Mayor R.T. Rybak's latest proposal to fund a Vikings stadium in downtown Minneapolis would pay for the city's share of the facility by redirecting a group of sales taxes that currently pay for the convention center. That money becomes available when the convention center debt is paid in 2020. Stadium backers argue the sales taxes are state-authorized and therefore not city resources, an argument reflected in the stadium bill introduced Friday.

Greenberg knew any loopholes would be exploited, which was why he included a laundry list of funding options to spur a vote, including "sales tax or other taxes."

"I pulled my brains out [imagining] what is every single way that they could finance this? How could they find a way around this?"

Rybak has argued that his deal, which he says will lower property taxes by paying debt on Target Center, is a much more complicated package than what the referendum is meant to address. But Council Member Gary Schiff, who developed the idea with Greenberg, says voters still want a voice in this deal.

"The polling continues to show that the citizens haven't changed their minds," Schiff said, referring to a KSTP-TV/SurveyUSA poll last month indicating that 68 percent of the public wants the stadium to be privately funded.

City voters have resisted stadium subsidies before. In 1973, they approved a charter amendment meant to prevent city funding of what would become the Metrodome.

The prohibition of city bonding for more than $15 million on infrastructure projects without a referendum -- which remains in the charter -- was later skirted by issuing the bonds through separate agencies.

The ineffectiveness of that 1973 amendment arose during a committee discussion of the 1997 proposal, according to meeting minutes. Carlson felt politicians were circumventing the 1973 amendment and was unhappy to hear the state could override the wishes of city residents. "Carlson was surprised that it seemed to make no difference what the residents want," the minutes said.

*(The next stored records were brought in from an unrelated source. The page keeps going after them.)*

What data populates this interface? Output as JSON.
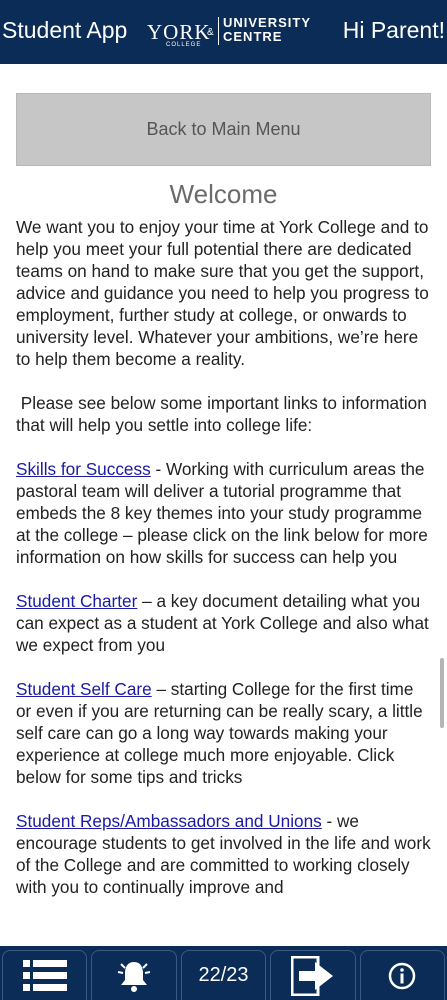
{
  "header": {
    "app_title": "Student App",
    "logo": {
      "york": "YORK",
      "college": "COLLEGE",
      "amp": "&",
      "university": "UNIVERSITY",
      "centre": "CENTRE"
    },
    "greeting": "Hi Parent!"
  },
  "main": {
    "back_button": "Back to Main Menu",
    "heading": "Welcome",
    "intro": "We want you to enjoy your time at York College and to help you meet your full potential there are dedicated teams on hand to make sure that you get the support, advice and guidance you need to help you progress to employment, further study at college, or onwards to university level. Whatever your ambitions, we’re here to help them become a reality.",
    "links_intro": " Please see below some important links to information that will help you settle into college life:",
    "sections": [
      {
        "link": "Skills for Success",
        "text": " - Working with curriculum areas the pastoral team will deliver a tutorial programme that embeds the 8 key themes into your study programme at the college – please click on the link below for more information on how skills for success can help you"
      },
      {
        "link": "Student Charter",
        "text": " – a key document detailing what you can expect as a student at York College and also what we expect from you"
      },
      {
        "link": "Student Self Care",
        "text": " – starting College for the first time or even if you are returning can be really scary, a little self care can go a long way towards making your experience at college much more enjoyable. Click below for some tips and tricks"
      },
      {
        "link": "Student Reps/Ambassadors and Unions",
        "text": " - we encourage students to get involved in the life and work of the College and are committed to working closely with you to continually improve and"
      }
    ]
  },
  "footer": {
    "page_indicator": "22/23",
    "icons": [
      "menu-icon",
      "bell-icon",
      "logout-icon",
      "info-icon"
    ]
  },
  "colors": {
    "header_bg": "#0a2c56",
    "link": "#1a1aa6",
    "button_bg": "#c6c6c6"
  }
}
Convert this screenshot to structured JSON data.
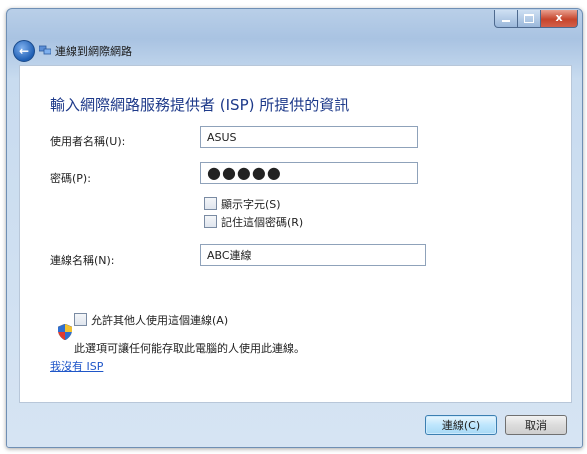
{
  "window": {
    "close_glyph": "x"
  },
  "nav": {
    "back_glyph": "←",
    "title": "連線到網際網路"
  },
  "form": {
    "heading": "輸入網際網路服務提供者 (ISP) 所提供的資訊",
    "username_label": "使用者名稱(U):",
    "username_value": "ASUS",
    "password_label": "密碼(P):",
    "password_value": "●●●●●",
    "show_chars_label": "顯示字元(S)",
    "show_chars_checked": false,
    "remember_label": "記住這個密碼(R)",
    "remember_checked": false,
    "conn_name_label": "連線名稱(N):",
    "conn_name_value": "ABC連線"
  },
  "sharing": {
    "allow_label": "允許其他人使用這個連線(A)",
    "allow_checked": false,
    "note": "此選項可讓任何能存取此電腦的人使用此連線。",
    "isp_link": "我沒有 ISP"
  },
  "buttons": {
    "connect": "連線(C)",
    "cancel": "取消"
  }
}
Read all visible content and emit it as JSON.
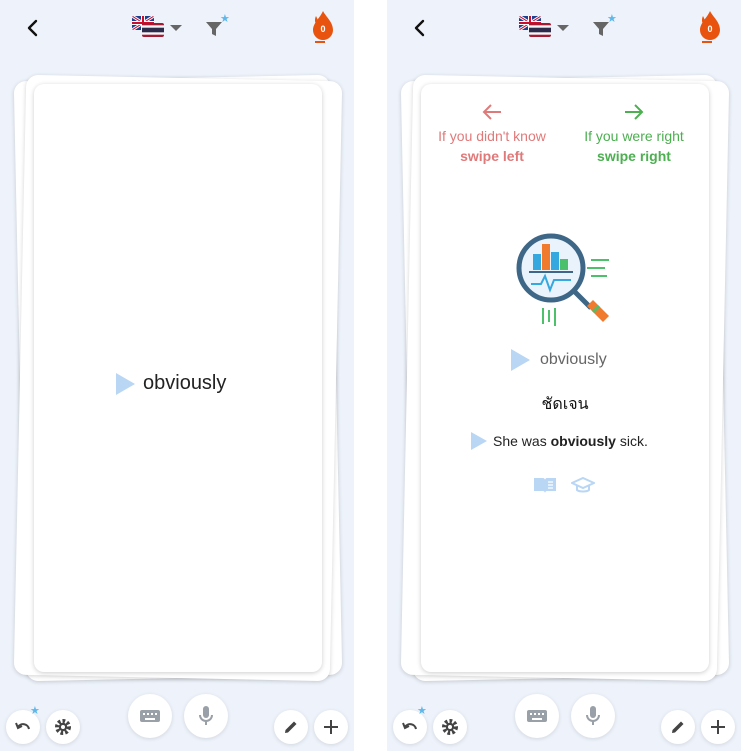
{
  "screens": [
    {
      "id": "front",
      "word": "obviously"
    },
    {
      "id": "back",
      "hints": {
        "left_line1": "If you didn't know",
        "left_line2": "swipe left",
        "right_line1": "If you were right",
        "right_line2": "swipe right"
      },
      "word": "obviously",
      "translation": "ชัดเจน",
      "example": {
        "before": "She was ",
        "highlight": "obviously",
        "after": " sick."
      }
    }
  ],
  "topbar": {
    "streak_count": "0"
  },
  "colors": {
    "background": "#eef3fb",
    "play_icon": "#b9d6f4",
    "swipe_left": "#e07a7a",
    "swipe_right": "#4caf50",
    "streak": "#e8540f",
    "star_badge": "#5fb7ea"
  },
  "icons": {
    "back": "chevron-left-icon",
    "filter": "filter-icon",
    "streak": "fire-drop-icon",
    "undo": "undo-icon",
    "settings": "gear-icon",
    "keyboard": "keyboard-icon",
    "mic": "microphone-icon",
    "edit": "pencil-icon",
    "add": "plus-icon",
    "dictionary": "book-icon",
    "learn": "graduation-cap-icon"
  }
}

The drive to garner 13,000 signatures and put the new amendment on the ballot was led by Progressive Minnesota, a small group based in St. Paul.

"It wasn't an organization with thousands of members," Schiff said. "It was a dozen people getting together saying, 'Hey, we can do this.'"

Cara Letofsky, who stood on street corners collecting signatures in the summer of 1997, is no longer as gung-ho about such referendums. Having the charter requirement forces city officials to obtain a good deal, but she also would not mind if they maneuver around it, she said.

"I have a different kind of sensibility about that approach to lawmaking, you know?" said Letofsky, who spent five years as Rybak's policy aide. "We see it coming out of the State Capitol, with all these constitutional amendment proposals."

Other supporters are more critical of the legal argument being explored by stadium backers. Steve Macek, an early supporter who now teaches at a college in Naperville, Ill., said the intent was to provide "democratic accountability" in cases when pro sports franchises "try to basically extort money from the city."

Rybak's argument is "against the spirit of what we had talked about when we first started the push for this requirement," Macek said.

Two City Council members have said bypassing the referendum requirement invites a lawsuit. City officials could not find legal opinions on the amendment from the late 1990s, despite news articles at the time saying one would likely be released. Rybak's city attorney, however, says his argument has firm legal standing.